ブロックチェーン

使われたトランザクションアウトプットの所有権を証明した一方で、そのトランザクションアウトプットがたしかに存在しているかどうかは証明していないことに、ひょっとすると気づいているかもしれない。実はこここそが、ブロックチェーンの主機能が秀でるところである。

ブロックチェーンは、ジェネシスブロックとして知られている最初のビットコインのトランザクションが発生して以降の、すべてのトランザクションのデータベースとなっている。そしてブロックチェーンは世界中に複製されている。もしビットコインコアを使っているなら、あなたのコンピューターにもブロックチェーンの最初から最後までが保存される。一度トランザクションがブロックチェーン上に表れたら、その存在を証明するのはとても簡単なのだ。

マイナー は、ビットコインブロックチェーンにトランザクションを記録することだけがゴールである。しかしマイナーはトランザクションを1つ受け取るたびにビットコインブロックチェーンを変更しているわけではない。そうではなく、それぞれのマイナーは、ブロック と呼ばれる同時期に発生したトランザクションの集まりをブロックチェーンに追加しようとする。ネットワーク上にある他のノードは、その新しいブロックがビットコインプロトコルに示されているルールに従っているかを確認する。もし2人のマイナーが同時にブロックに加えたら、フォーク が生まれ、しかし結局は最もマイニング労力(work) が費やされたフォークだけが生き残る。もしマイナーがブロックに無効なトランザクションを含めようとしたら、他のノードがそれを承認しないので、そのマイナーはブロックを作るために使われた投資を無駄にすることになる。

あるマイナーが有効なブロックを送信できたら、そのブロックに含まれているすべてのトランザクションが Confirmed(承認済) となったと認識される。このときすべてのマイナーはその時点で取り組んでいるマイニング作業を破棄して、新しいトランザクションをブロックに含める作業を始めなければならない。ブロックが承認されると、ビットコインブロックチェーンにそれが書き込まれ、その後他のブロックがどんどん追加される度に、そのブロックの承認が取り消される可能性は劇的に下がる。

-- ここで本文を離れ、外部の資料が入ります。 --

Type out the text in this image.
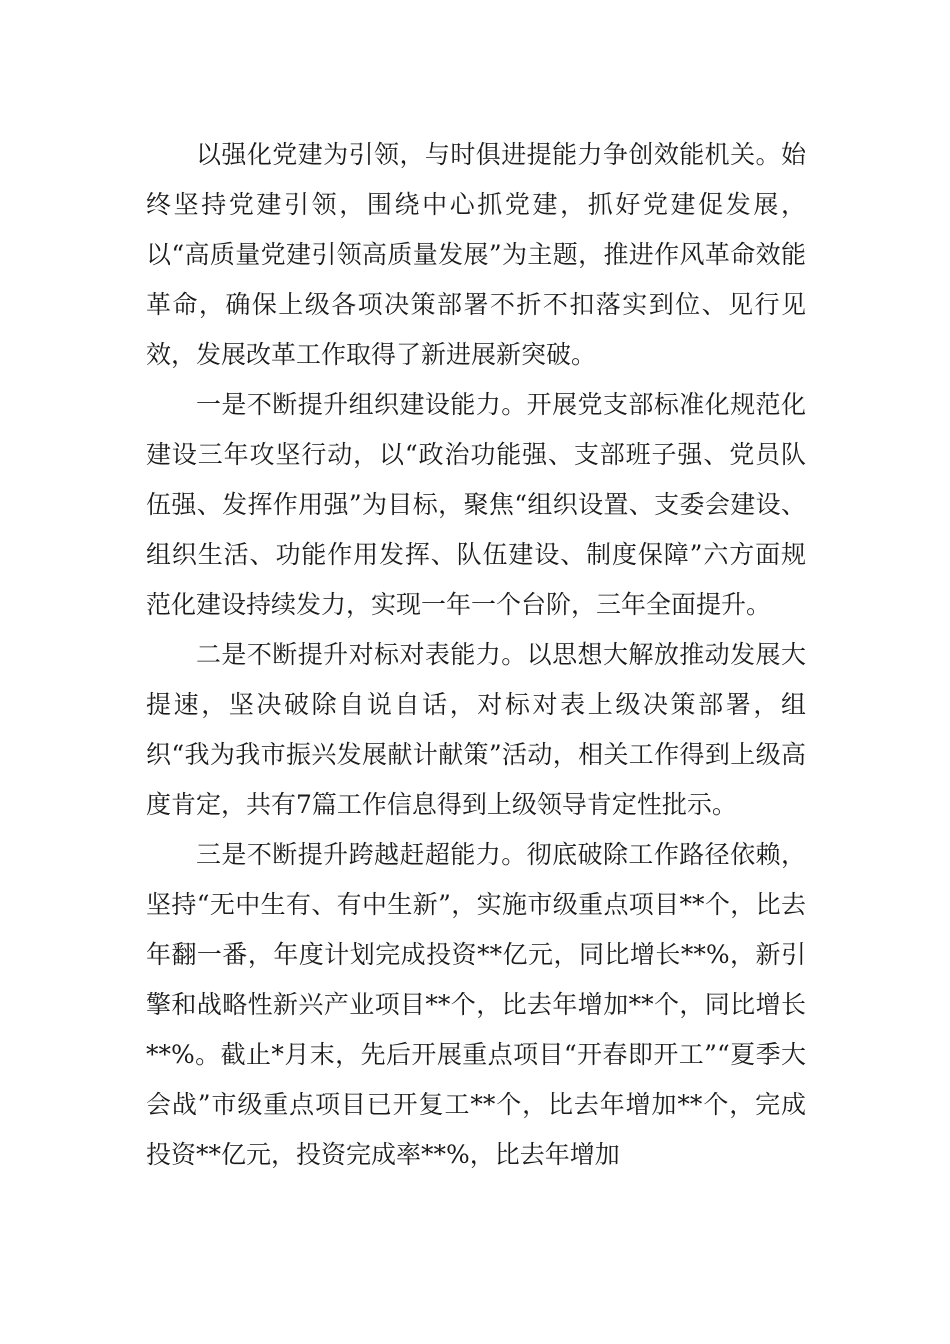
以强化党建为引领，与时俱进提能力争创效能机关。始终坚持党建引领，围绕中心抓党建，抓好党建促发展，以“高质量党建引领高质量发展”为主题，推进作风革命效能革命，确保上级各项决策部署不折不扣落实到位、见行见效，发展改革工作取得了新进展新突破。

一是不断提升组织建设能力。开展党支部标准化规范化建设三年攻坚行动，以“政治功能强、支部班子强、党员队伍强、发挥作用强”为目标，聚焦“组织设置、支委会建设、组织生活、功能作用发挥、队伍建设、制度保障”六方面规范化建设持续发力，实现一年一个台阶，三年全面提升。

二是不断提升对标对表能力。以思想大解放推动发展大提速，坚决破除自说自话，对标对表上级决策部署，组织“我为我市振兴发展献计献策”活动，相关工作得到上级高度肯定，共有7篇工作信息得到上级领导肯定性批示。

三是不断提升跨越赶超能力。彻底破除工作路径依赖，坚持“无中生有、有中生新”，实施市级重点项目**个，比去年翻一番，年度计划完成投资**亿元，同比增长**%，新引擎和战略性新兴产业项目**个，比去年增加**个，同比增长**%。截止*月末，先后开展重点项目“开春即开工”“夏季大会战”市级重点项目已开复工**个，比去年增加**个，完成投资**亿元，投资完成率**%，比去年增加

歴史の中で初めて、私たちは簡単に書き換えられず、信用の必要性を排除し、検閲ができない、そして、広く分散化されたデータベースを手にした。ブロックチェーンを台帳にたとえるのは、ビットコインを通貨として考えるときにだけ妥当な話である。

ビットコインブロックチェーンはデータベースで、だれでもそのデータに好きな意味を持たせることができる。すぐに気づくだろうが、ビットコインのトランザクションはただのビットコインの移動だけではなく、より多くの情報を持つことができる。ビットコインのトランザクションデータと消すのが不可能なデータベースの中の1レコードといえる。

ユーザーとして、2つの方法でブロックチェーンの中にある特定のトランザクションの存在を確認することができる。

  • ブロックチェーン全体から探す。ブロックチェーンは、本書を書いている時点で数十ギガバイトのサイズだ。

  • 数キロバイトの部分的なマークルツリーを探索する。マークルツリーについては Simple Payment Verificationと関連するので、後で、解説する。